Sulla Gazzetta ufficiale di venerdì è stato pubblicato il decreto del ministro del Lavoro necessario per attuare l’articolo 75 della legge 388/2000, cioè l’ultima Finanziaria. Un adempimento che ha avuto un percorso accidentato: dagli uffici di due dicasteri (era necessario anche il visto del Tesoro) è passato alla Corte dei Conti, che ha finalmente apposto il suggello finale. Vediamo quindi come funziona il meccanismo del premio.

Chi è interessato.
I lavoratori privati che raggiungono i requisiti per la pensione di anzianità a partire dal primo aprile 2001: per quest’anno bisognerà avere 56 anni di età e 35 di anzianità contributiva, oppure 37 di anzianità con qualsiasi età. Sono quindi esclusi i dipendenti pubblici.
Cosa bisogna fare.
Per prima cosa è necessario mettersi d’accordo con l’azienda in cui si lavora, e stipulare con essa un contratto a tempo determinato. Copia dell’intesa va spedita all’Inps, insieme a una dichiarazione di rinuncia alla copertura contributiva per il relativo periodo di lavoro. Periodo che deve durare due anni, a meno che prima di questa scadenza il lavoratore non maturi i requisiti per il pensionamento di vecchiaia; il contratto a tempo è però rinnovabile. Insomma per sfruttare questa opportunità è necessario che coincidano la volontà del lavoratore e quella dell’impresa.
Quanto si guadagna.
L’ammontare complessivo dei contributi previdenziali è pari nella maggior parte dei casi al 32,7 per cento della retribuzione. Secondo le intenzioni di chi ha scritto la norma, l’intera somma dovrebbe essere a disposizione della contrattazione tra le parti: l’azienda potrebbe, se avesse un particolare interesse a trattenere il lavoratore, fissare con il contratto a tempo uno stipendio più alto, sfruttando lo "spazio" offerto dalla maggiore contribuzione. Se invece la retribuzione restasse la stessa, il lavoratore guadagnerebbe a sua quota di contributi, pari all’8,9 per cento, e l’impresa il restante 23,8. Naturalmente si parla di aumento lordo, perché sull’ulteriore quota di stipendio andrebbero pagate le tasse.
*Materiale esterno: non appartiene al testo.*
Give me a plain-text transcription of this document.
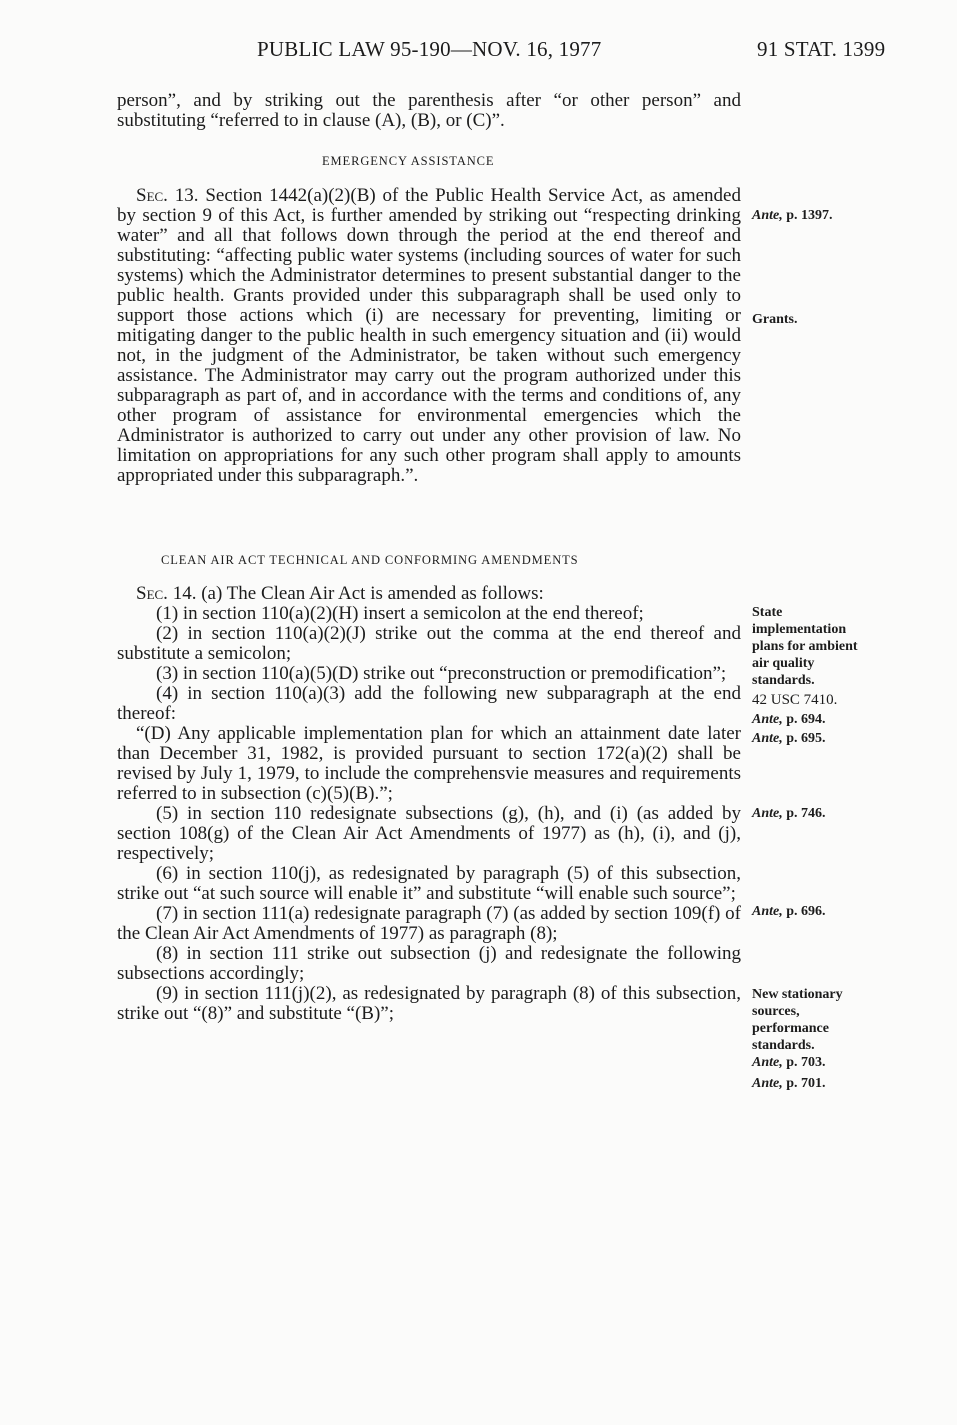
PUBLIC LAW 95-190—NOV. 16, 1977	91 STAT. 1399

person”, and by striking out the parenthesis after “or other person” and substituting “referred to in clause (A), (B), or (C)”.

EMERGENCY ASSISTANCE

Sec. 13. Section 1442(a)(2)(B) of the Public Health Service Act, as amended by section 9 of this Act, is further amended by striking out “respecting drinking water” and all that follows down through the period at the end thereof and substituting: “affecting public water systems (including sources of water for such systems) which the Administrator determines to present substantial danger to the public health. Grants provided under this subparagraph shall be used only to support those actions which (i) are necessary for preventing, limiting or mitigating danger to the public health in such emergency situation and (ii) would not, in the judgment of the Administrator, be taken without such emergency assistance. The Administrator may carry out the program authorized under this subparagraph as part of, and in accordance with the terms and conditions of, any other program of assistance for environmental emergencies which the Administrator is authorized to carry out under any other provision of law. No limitation on appropriations for any such other program shall apply to amounts appropriated under this subparagraph.”.

CLEAN AIR ACT TECHNICAL AND CONFORMING AMENDMENTS

Sec. 14. (a) The Clean Air Act is amended as follows:

(1) in section 110(a)(2)(H) insert a semicolon at the end thereof;

(2) in section 110(a)(2)(J) strike out the comma at the end thereof and substitute a semicolon;

(3) in section 110(a)(5)(D) strike out “preconstruction or premodification”;

(4) in section 110(a)(3) add the following new subparagraph at the end thereof:

“(D) Any applicable implementation plan for which an attainment date later than December 31, 1982, is provided pursuant to section 172(a)(2) shall be revised by July 1, 1979, to include the comprehensvie measures and requirements referred to in subsection (c)(5)(B).”;

(5) in section 110 redesignate subsections (g), (h), and (i) (as added by section 108(g) of the Clean Air Act Amendments of 1977) as (h), (i), and (j), respectively;

(6) in section 110(j), as redesignated by paragraph (5) of this subsection, strike out “at such source will enable it” and substitute “will enable such source”;

(7) in section 111(a) redesignate paragraph (7) (as added by section 109(f) of the Clean Air Act Amendments of 1977) as paragraph (8);

(8) in section 111 strike out subsection (j) and redesignate the following subsections accordingly;

(9) in section 111(j)(2), as redesignated by paragraph (8) of this subsection, strike out “(8)” and substitute “(B)”;

Ante, p. 1397.
Grants.
State
implementation
plans for ambient
air quality
standards.
42 USC 7410.
Ante, p. 694.
Ante, p. 695.
Ante, p. 746.
Ante, p. 696.
New stationary
sources,
performance
standards.
Ante, p. 703.
Ante, p. 701.
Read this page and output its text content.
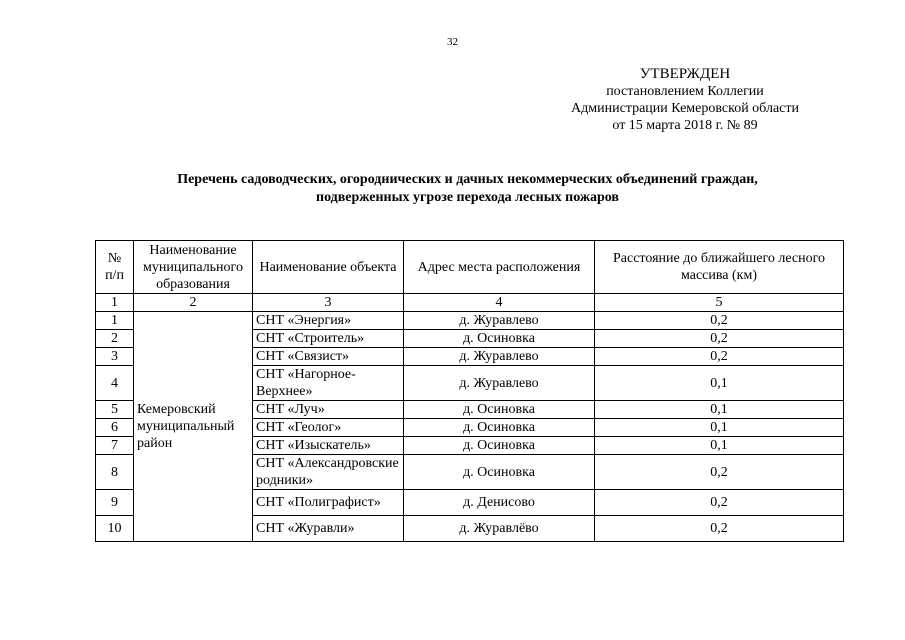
32
УТВЕРЖДЕН
постановлением Коллегии
Администрации Кемеровской области
от 15 марта 2018 г. № 89
Перечень садоводческих, огороднических и дачных некоммерческих объединений граждан,
подверженных угрозе перехода лесных пожаров
№
п/п	Наименование муниципального образования	Наименование объекта	Адрес места расположения	Расстояние до ближайшего лесного массива (км)
1	2	3	4	5
1	Кемеровский муниципальный район	СНТ «Энергия»	д. Журавлево	0,2
2		СНТ «Строитель»	д. Осиновка	0,2
3		СНТ «Связист»	д. Журавлево	0,2
4		СНТ «Нагорное-Верхнее»	д. Журавлево	0,1
5		СНТ «Луч»	д. Осиновка	0,1
6		СНТ «Геолог»	д. Осиновка	0,1
7		СНТ «Изыскатель»	д. Осиновка	0,1
8		СНТ «Александровские родники»	д. Осиновка	0,2
9		СНТ «Полиграфист»	д. Денисово	0,2
10		СНТ «Журавли»	д. Журавлёво	0,2
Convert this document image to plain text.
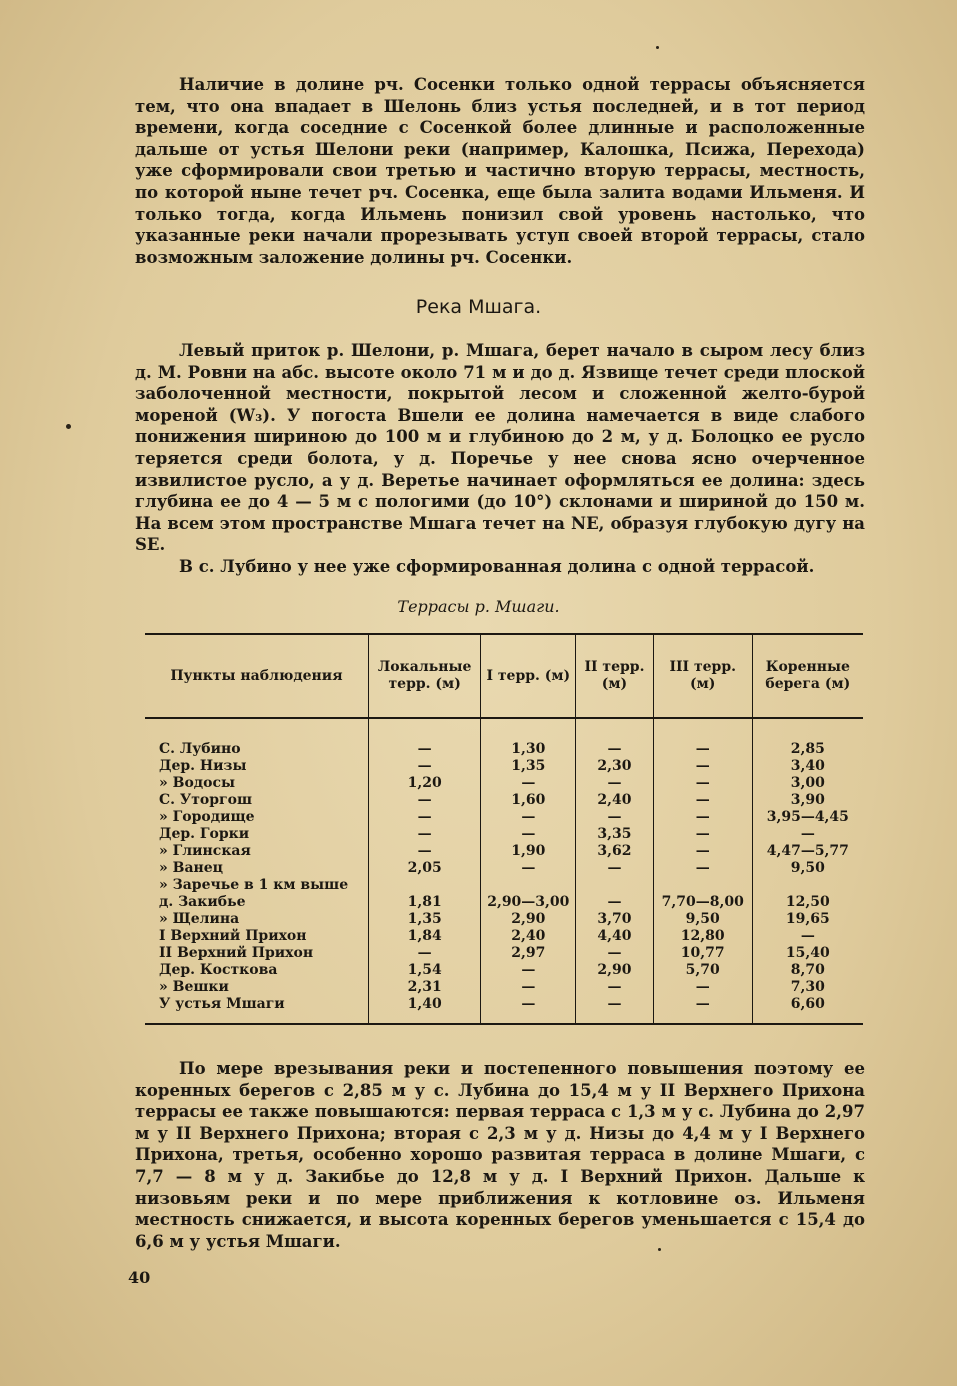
Наличие в долине рч. Сосенки только одной террасы объясняется тем, что она впадает в Шелонь близ устья последней, и в тот период времени, когда соседние с Сосенкой более длинные и расположенные дальше от устья Шелони реки (например, Калошка, Псижа, Перехода) уже сформировали свои третью и частично вторую террасы, местность, по которой ныне течет рч. Сосенка, еще была залита водами Ильменя. И только тогда, когда Ильмень понизил свой уровень настолько, что указанные реки начали прорезывать уступ своей второй террасы, стало возможным заложение долины рч. Сосенки.

Река Мшага.

Левый приток р. Шелони, р. Мшага, берет начало в сыром лесу близ д. М. Ровни на абс. высоте около 71 м и до д. Язвище течет среди плоской заболоченной местности, покрытой лесом и сложенной желто-бурой мореной (W₃). У погоста Вшели ее долина намечается в виде слабого понижения шириною до 100 м и глубиною до 2 м, у д. Болоцко ее русло теряется среди болота, у д. Поречье у нее снова ясно очерченное извилистое русло, а у д. Веретье начинает оформляться ее долина: здесь глубина ее до 4 — 5 м с пологими (до 10°) склонами и шириной до 150 м. На всем этом пространстве Мшага течет на NE, образуя глубокую дугу на SE.

В с. Лубино у нее уже сформированная долина с одной террасой.

Террасы р. Мшаги.
Пункты наблюдения	Локальные терр. (м)	I терр. (м)	II терр. (м)	III терр. (м)	Коренные берега (м)
С. Лубино	—	1,30	—	—	2,85
Дер. Низы	—	1,35	2,30	—	3,40
» Водосы	1,20	—	—	—	3,00
С. Уторгош	—	1,60	2,40	—	3,90
» Городище	—	—	—	—	3,95—4,45
Дер. Горки	—	—	3,35	—	—
» Глинская	—	1,90	3,62	—	4,47—5,77
» Ванец	2,05	—	—	—	9,50
» Заречье в 1 км выше					
д. Закибье	1,81	2,90—3,00	—	7,70—8,00	12,50
» Щелина	1,35	2,90	3,70	9,50	19,65
I Верхний Прихон	1,84	2,40	4,40	12,80	—
II Верхний Прихон	—	2,97	—	10,77	15,40
Дер. Косткова	1,54	—	2,90	5,70	8,70
» Вешки	2,31	—	—	—	7,30
У устья Мшаги	1,40	—	—	—	6,60

По мере врезывания реки и постепенного повышения поэтому ее коренных берегов с 2,85 м у с. Лубина до 15,4 м у II Верхнего Прихона террасы ее также повышаются: первая терраса с 1,3 м у с. Лубина до 2,97 м у II Верхнего Прихона; вторая с 2,3 м у д. Низы до 4,4 м у I Верхнего Прихона, третья, особенно хорошо развитая терраса в долине Мшаги, с 7,7 — 8 м у д. Закибье до 12,8 м у д. I Верхний Прихон. Дальше к низовьям реки и по мере приближения к котловине оз. Ильменя местность снижается, и высота коренных берегов уменьшается с 15,4 до 6,6 м у устья Мшаги.

40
Ma si può stare tranquilli?
La legge prevede due forme di garanzia per il lavoratore. Per prima cosa, potrà fare affidamento sui diritti acquisiti: alla scadenza del contratto temporaneo andrà in pensione godendo dello stesso trattamento originariamente previsto, maggiorato degli adeguamenti all’inflazione nel frattempo maturati. Questo vuol dire che chi fa questa scelta può considerarsi al riparo da successive e più sfavorevoli riforme pensionistiche. Inoltre, se il contratto dovesse essere risolto prima della scadenza per cause non dipendenti dal lavoratore, scatterà ugualmente il diritto al pensionamento, dal primo giorno del mese successivo.
Quanto durerà?
La nuova norma si può considerare l’ultimo atto del centrosinistra in materia previdenziale. Sopravviverà al nuovo governo? Non è facile dirlo. Alberto Brambilla, consigliere di amministrazione Inps, e possibile ministro del Welfare per la Lega, ha annunciato un provvedimento in qualche modo simile, che prevede per chiunque rinunci alla pensione di anzianità un abbattimento contributivo del dieci per cento (un terzo a vantaggio del lavoratore). Mentre la norma appena entrata in vigore per Brambilla «andrà rivista, avendo suscitato varie perplessità».